QueryRunner.run_query takes a TweeQL query and executes it. The second argument to run_query determines whether the query runs asynchronously or not. In this case, the program blocks on the run_query call because the second argument is False. If you run with the second argument as True, a new thread will execute the query. To stop an asynchronous query programmatically, use runner.stop_query().

User-Defined Functions (UDFs)

The examples we have shown have used several user-defined functions (sentiment, tweetLatLng, etc.). If you wish to write your own UDF, you can do so in python. The following example, in which we count the length of tweets on the Spritzer stream, can be found at tweeql-udf.py:

from tweeql.exceptions import TweeQLException
from tweeql.field_descriptor import ReturnType
from tweeql.function_registry import FunctionInformation, FunctionRegistry
from tweeql.query_runner import QueryRunner

class StringLength():
    return_type = ReturnType.INTEGER

    @staticmethod
    def factory():
        return StringLength().strlen

    def strlen(self, tuple_data, val):
        """ 
            Returns the length of val, which is a string
        """
        return len(val)

fr = FunctionRegistry()
fr.register("stringlength", FunctionInformation(StringLength.factory, StringLength.return_type))

runner = QueryRunner()
runner.run_query("SELECT stringlength(text) AS len FROM twitter_sample;", False)

In this example, we build the class StringLength, which has two methods: a factory method and an strlen method.
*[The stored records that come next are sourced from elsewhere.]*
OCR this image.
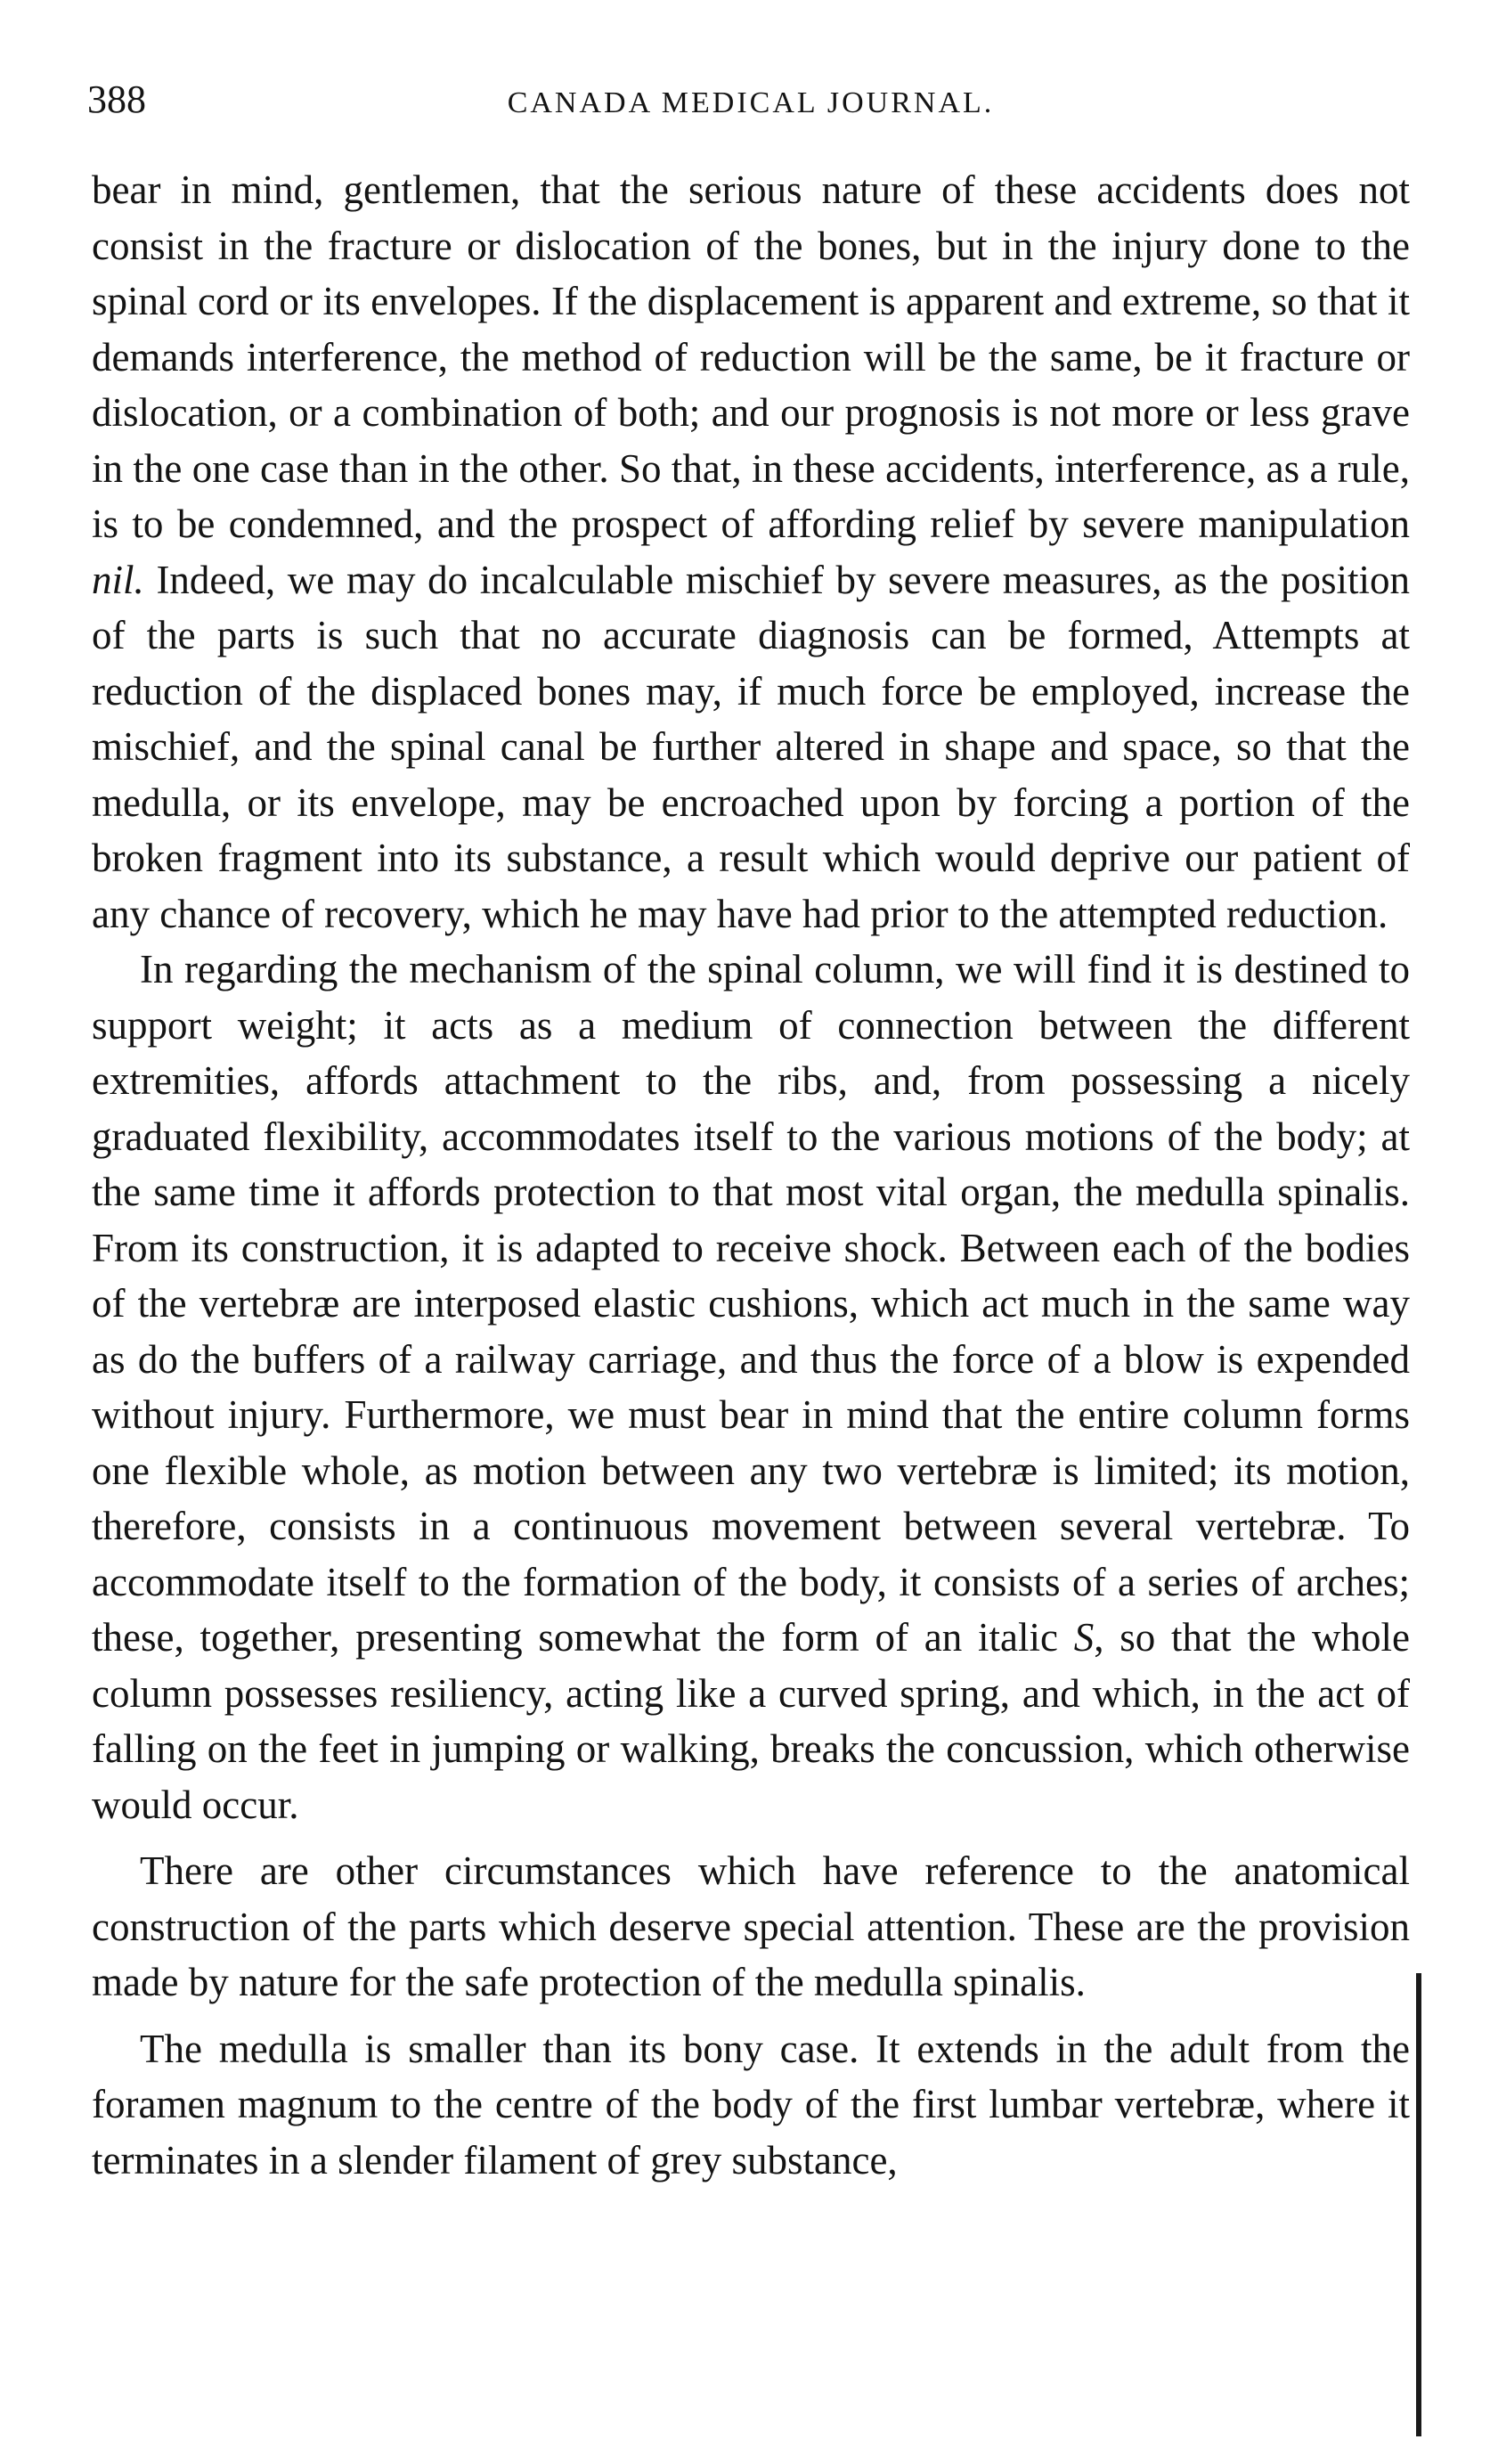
388	CANADA MEDICAL JOURNAL.

bear in mind, gentlemen, that the serious nature of these accidents does not consist in the fracture or dislocation of the bones, but in the injury done to the spinal cord or its envelopes. If the displacement is apparent and extreme, so that it demands interference, the method of reduction will be the same, be it fracture or dislocation, or a combination of both; and our prognosis is not more or less grave in the one case than in the other. So that, in these accidents, interference, as a rule, is to be condemned, and the prospect of affording relief by severe manipulation nil. Indeed, we may do incalculable mischief by severe measures, as the position of the parts is such that no accurate diagnosis can be formed, Attempts at reduction of the displaced bones may, if much force be employed, increase the mischief, and the spinal canal be further altered in shape and space, so that the medulla, or its envelope, may be encroached upon by forcing a portion of the broken fragment into its substance, a result which would deprive our patient of any chance of recovery, which he may have had prior to the attempted reduction.

In regarding the mechanism of the spinal column, we will find it is destined to support weight; it acts as a medium of connection between the different extremities, affords attachment to the ribs, and, from possessing a nicely graduated flexibility, accommodates itself to the various motions of the body; at the same time it affords protection to that most vital organ, the medulla spinalis. From its construction, it is adapted to receive shock. Between each of the bodies of the vertebræ are interposed elastic cushions, which act much in the same way as do the buffers of a railway carriage, and thus the force of a blow is expended without injury. Furthermore, we must bear in mind that the entire column forms one flexible whole, as motion between any two vertebræ is limited; its motion, therefore, consists in a continuous movement between several vertebræ. To accommodate itself to the formation of the body, it consists of a series of arches; these, together, presenting somewhat the form of an italic S, so that the whole column possesses resiliency, acting like a curved spring, and which, in the act of falling on the feet in jumping or walking, breaks the concussion, which otherwise would occur.

There are other circumstances which have reference to the anatomical construction of the parts which deserve special attention. These are the provision made by nature for the safe protection of the medulla spinalis.

The medulla is smaller than its bony case. It extends in the adult from the foramen magnum to the centre of the body of the first lumbar vertebræ, where it terminates in a slender filament of grey substance,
Stricly speaking, the only method that a UDF requires is a factory method, which returns another method (in this case strlen) that performs the actual computation. The only requirement for the UDF computation method is that its first argument be tuple_data, a dictionary of data that is returned with all tweets (read more about this here).

You can include any number of arguments after tuple_data. In our case, we only take one: the string val which we wish to take the length of. Note that when we run the query on the last line of this example, we pass text as an argument to stringlength---this is the value that val will take on.

After we have defined our UDF in StringLength, we then register the function. To do this, we create a FunctionRegistry, which is a singleton, and register the function as the TweeQL stringlength function. You can see the stringlength function in action on the last line of this example: it's a first-class citizen of our queries now!

To see more UDFs, take a look at builtin_functions.py.

Projects on which TweeQL Depends

tweepy---Twitter API in Python. TweeQL would not exist without Tweepy!
pyparsing---For the TweeQL parsing
sqlalchemy---For putting results into a relational database
ordereddict---For creating an LRU cache of keys (geoloc cache)
geopy---For geolocation
nltk---For sentiment analysis

License

TweeQL is BSD-licensed. Do what you will with it, but be nice!